Allegoria della libertà in Place de la République, Parigi (Wikipedia)
Io che scrivo sono un uomo che osserva, e vengo dal ’68, un’epoca in cui la parola “libertà” aveva un peso, un’urgenza e una promessa diverse. Allora la battaglia era per una rivoluzione vera, una rottura con il passato, per un’autentica liberazione dei corpi, delle menti, delle coscienze. Oggi, invece, mi trovo a guardare quei short inguinali, quelle minigonne estremamente corte, i tanga, i costumi brasiliani con scollature vertiginose e schiene scoperte e mi chiedo: è questa la nuova emancipazione? Oppure siamo finiti in un circo di corpi esposti, che rischiano di essere solo oggetti da fruire, vetrine di un mercato che tutto compra e tutto vende?
Nel ’68, la libertà passava attraverso la contestazione, la denuncia del conformismo, il desiderio di essere finalmente padroni del proprio corpo e della propria sessualità. Era un’idea che voleva sovvertire i codici imposti, abbattere tabù e costruire un linguaggio nuovo, capace di rappresentare la complessità dell’essere umano senza ridurlo a semplice carne da vedere o da consumare.
Oggi, invece, il corpo sembra più spesso un prodotto di marketing, una merce su cui si costruisce la “libertà”. Ma chi detta le regole di questo gioco? Non sono forse gli stessi meccanismi di potere che un tempo volevamo distruggere? La moda, i media, i social, che trasformano l’immagine femminile in uno spettacolo incessante, in un invito a mostrarsi secondo standard che cambiano ma che restano sempre orientati al desiderio altrui.

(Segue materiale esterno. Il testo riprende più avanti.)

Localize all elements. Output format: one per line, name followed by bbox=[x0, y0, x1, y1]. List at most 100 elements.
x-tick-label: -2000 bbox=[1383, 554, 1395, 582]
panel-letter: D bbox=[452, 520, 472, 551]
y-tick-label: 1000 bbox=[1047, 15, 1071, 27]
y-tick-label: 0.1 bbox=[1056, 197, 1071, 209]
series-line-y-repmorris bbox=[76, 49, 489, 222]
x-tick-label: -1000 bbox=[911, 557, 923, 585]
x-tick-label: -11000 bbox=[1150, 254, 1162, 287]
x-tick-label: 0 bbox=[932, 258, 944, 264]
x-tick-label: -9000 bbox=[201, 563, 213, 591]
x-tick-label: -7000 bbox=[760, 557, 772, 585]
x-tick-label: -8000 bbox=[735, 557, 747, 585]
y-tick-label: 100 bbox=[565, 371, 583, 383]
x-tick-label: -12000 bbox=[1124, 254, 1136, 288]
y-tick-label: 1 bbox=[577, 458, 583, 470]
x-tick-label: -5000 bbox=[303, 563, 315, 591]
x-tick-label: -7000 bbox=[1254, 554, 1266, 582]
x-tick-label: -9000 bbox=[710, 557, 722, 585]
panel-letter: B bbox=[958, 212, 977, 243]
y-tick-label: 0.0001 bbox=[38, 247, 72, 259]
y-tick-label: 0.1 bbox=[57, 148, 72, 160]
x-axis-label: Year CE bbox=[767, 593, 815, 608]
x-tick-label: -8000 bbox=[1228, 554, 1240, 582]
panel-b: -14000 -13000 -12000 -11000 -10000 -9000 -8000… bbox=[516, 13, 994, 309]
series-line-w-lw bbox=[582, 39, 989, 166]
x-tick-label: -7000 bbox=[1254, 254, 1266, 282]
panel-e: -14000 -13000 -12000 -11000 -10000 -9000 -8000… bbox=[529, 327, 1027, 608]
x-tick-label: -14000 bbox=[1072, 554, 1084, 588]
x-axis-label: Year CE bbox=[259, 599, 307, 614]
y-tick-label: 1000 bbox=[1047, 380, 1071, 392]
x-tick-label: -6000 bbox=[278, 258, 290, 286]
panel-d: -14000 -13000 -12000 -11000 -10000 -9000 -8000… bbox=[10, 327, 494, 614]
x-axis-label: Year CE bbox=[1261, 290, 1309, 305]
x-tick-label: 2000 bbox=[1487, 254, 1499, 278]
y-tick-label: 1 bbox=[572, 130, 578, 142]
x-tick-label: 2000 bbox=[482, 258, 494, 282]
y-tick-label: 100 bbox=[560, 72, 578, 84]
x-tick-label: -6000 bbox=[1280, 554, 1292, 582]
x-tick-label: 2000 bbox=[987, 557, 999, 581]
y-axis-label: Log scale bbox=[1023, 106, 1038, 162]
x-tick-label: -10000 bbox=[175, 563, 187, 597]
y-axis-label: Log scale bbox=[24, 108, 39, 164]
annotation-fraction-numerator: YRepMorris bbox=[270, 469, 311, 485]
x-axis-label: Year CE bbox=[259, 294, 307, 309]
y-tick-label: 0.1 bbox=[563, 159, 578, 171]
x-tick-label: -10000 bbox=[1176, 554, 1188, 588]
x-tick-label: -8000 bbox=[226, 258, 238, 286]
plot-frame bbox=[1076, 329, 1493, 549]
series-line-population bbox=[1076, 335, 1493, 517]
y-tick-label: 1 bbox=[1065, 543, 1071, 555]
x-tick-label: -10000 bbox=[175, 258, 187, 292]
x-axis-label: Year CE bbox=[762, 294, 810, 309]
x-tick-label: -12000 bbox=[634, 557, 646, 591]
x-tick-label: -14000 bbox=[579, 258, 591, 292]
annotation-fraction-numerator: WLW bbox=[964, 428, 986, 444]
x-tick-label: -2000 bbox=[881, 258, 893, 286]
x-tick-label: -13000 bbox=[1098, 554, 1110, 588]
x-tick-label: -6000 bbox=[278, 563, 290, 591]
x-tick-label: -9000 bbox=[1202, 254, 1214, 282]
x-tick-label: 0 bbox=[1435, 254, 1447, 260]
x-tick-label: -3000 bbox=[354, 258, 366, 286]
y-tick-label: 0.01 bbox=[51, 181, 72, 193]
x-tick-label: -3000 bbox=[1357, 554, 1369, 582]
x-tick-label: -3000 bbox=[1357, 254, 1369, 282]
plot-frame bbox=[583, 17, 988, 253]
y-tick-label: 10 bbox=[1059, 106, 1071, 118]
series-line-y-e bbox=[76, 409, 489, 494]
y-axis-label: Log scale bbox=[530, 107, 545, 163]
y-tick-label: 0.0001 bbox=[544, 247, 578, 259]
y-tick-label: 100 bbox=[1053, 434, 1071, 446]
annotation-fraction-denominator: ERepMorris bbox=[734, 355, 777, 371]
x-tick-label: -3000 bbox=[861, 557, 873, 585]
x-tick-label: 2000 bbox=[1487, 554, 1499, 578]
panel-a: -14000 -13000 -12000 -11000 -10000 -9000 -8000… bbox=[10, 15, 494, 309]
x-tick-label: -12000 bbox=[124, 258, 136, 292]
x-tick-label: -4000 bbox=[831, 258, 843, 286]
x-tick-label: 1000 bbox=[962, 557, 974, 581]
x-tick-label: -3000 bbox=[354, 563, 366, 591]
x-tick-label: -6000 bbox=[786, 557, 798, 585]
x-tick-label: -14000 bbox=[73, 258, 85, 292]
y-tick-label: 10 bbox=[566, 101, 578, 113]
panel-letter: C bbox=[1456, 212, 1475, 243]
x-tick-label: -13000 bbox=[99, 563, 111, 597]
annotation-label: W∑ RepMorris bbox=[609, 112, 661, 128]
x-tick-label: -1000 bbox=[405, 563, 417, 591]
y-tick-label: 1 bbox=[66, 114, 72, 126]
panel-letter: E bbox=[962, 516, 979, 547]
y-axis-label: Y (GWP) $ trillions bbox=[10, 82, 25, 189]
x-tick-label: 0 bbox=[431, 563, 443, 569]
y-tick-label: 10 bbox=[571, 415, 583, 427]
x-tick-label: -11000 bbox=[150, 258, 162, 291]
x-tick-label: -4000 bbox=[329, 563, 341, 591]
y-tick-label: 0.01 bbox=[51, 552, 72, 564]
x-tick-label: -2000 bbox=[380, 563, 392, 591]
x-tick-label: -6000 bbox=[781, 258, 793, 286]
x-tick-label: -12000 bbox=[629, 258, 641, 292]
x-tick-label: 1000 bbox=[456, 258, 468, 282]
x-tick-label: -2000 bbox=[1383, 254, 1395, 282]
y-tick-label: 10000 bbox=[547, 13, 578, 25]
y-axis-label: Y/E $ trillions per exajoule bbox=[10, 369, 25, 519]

Questa “libertà” si traduce troppo spesso in una costrizione mascherata: la pressione a esibire il corpo in modi sempre più estremi, per essere accettate, desiderate, “liberate” secondo canoni che forse non abbiamo scelto veramente. La vera emancipazione sarebbe invece la capacità di decidere liberamente se e come mostrarsi, senza che questa decisione sia influenzata da dinamiche esterne che riducono il corpo a un prodotto da vendere.

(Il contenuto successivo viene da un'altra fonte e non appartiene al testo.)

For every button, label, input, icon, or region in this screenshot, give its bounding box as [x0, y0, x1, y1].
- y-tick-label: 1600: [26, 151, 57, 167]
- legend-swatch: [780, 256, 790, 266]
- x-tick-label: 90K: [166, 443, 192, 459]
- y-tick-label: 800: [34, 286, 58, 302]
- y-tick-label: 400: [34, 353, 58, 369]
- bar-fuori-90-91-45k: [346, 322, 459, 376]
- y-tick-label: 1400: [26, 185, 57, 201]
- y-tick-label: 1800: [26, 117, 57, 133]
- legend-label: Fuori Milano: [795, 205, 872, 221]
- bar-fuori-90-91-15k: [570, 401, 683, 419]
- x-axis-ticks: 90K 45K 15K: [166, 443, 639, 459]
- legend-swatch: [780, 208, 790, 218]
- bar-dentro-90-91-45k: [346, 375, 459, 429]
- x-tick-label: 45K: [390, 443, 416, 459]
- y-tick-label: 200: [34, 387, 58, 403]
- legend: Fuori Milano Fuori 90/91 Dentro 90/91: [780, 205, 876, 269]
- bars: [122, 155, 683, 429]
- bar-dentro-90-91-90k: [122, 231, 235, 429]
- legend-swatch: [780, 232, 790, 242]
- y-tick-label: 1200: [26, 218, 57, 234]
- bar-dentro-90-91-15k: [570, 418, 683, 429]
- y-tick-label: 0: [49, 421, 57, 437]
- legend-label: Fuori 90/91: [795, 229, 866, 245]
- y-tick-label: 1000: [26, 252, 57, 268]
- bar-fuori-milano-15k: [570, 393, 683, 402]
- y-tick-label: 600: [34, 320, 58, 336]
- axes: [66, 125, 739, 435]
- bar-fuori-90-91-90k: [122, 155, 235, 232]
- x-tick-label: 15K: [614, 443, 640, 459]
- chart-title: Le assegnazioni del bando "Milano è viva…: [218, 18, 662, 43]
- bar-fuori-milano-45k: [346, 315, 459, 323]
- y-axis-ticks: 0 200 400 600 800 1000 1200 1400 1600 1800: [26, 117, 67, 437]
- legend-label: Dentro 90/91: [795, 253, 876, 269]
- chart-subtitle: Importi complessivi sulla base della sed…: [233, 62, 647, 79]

Non voglio qui fare la morale o rinnegare i desideri e le scelte personali di nessuno, ma invitare a una riflessione più profonda. La domanda è: indossare short inguinali, tanga o costumi brasiliani è davvero un gesto di potere personale o una risposta a un modello culturale che sfrutta e commercializza il corpo femminile? Perché se è vero che la liberazione passa anche attraverso il piacere e la sessualità, è altrettanto vero che non possiamo confondere il piacere con l’esposizione forzata o la mercificazione.
Ricordo la forza di quel ’68, quando la lotta per la libertà era accompagnata da un senso di comunità, di ideali condivisi, di voglia di cambiare davvero il mondo. Oggi, mi pare che molto di quel fuoco si sia trasformato in una fiamma artificiale, accesa dai riflettori dei social e dai like, spesso incapace di illuminare qualcosa di più profondo.
E c’è un’altra verità che non possiamo ignorare: essere donna oggi è spesso un peso enorme. Il carico di dover piacere, mostrarsi, conformarsi a modelli che cambiano ma restano esigenti, grava pesantemente sulle spalle di molte. Questa pressione non è solo estetica: è culturale, emotiva, sociale. Essere “libere” in un mondo che ci osserva e giudica senza tregua può essere una fatica enorme. Un fardello che non si vede ma si sente, che consuma e che a volte divide il desiderio di autenticità dall’obbligo di apparire.
Da uomo che ha vissuto il ’68, vi invito a non accontentarvi di un’illusione di emancipazione che rischia di essere solo un nuovo tipo di prigionia. Tornate a riprendervi la vostra autonomia, non lasciate che il vostro corpo sia il palcoscenico di uno spettacolo che non avete scritto voi.
La libertà non è mai uno spettacolo. Non è un vestito da indossare per piacere agli altri, né una mossa in un gioco di sguardi che ci riduce a oggetti da consumare. La libertà è la forza di scegliere davvero, senza condizionamenti, senza paura di non essere “abbastanza” o di non piacere.
Siate libere di essere, non soltanto di apparire. E ricordate: la vera rivoluzione parte dalla consapevolezza del peso che portate e dalla forza con cui decidete di alleggerirlo, scegliendo voi stesse.
La domanda rimane aperta e provocatoria: siete davvero libere, o siete soltanto protagoniste di uno spettacolo che non avete scelto di mettere in scena?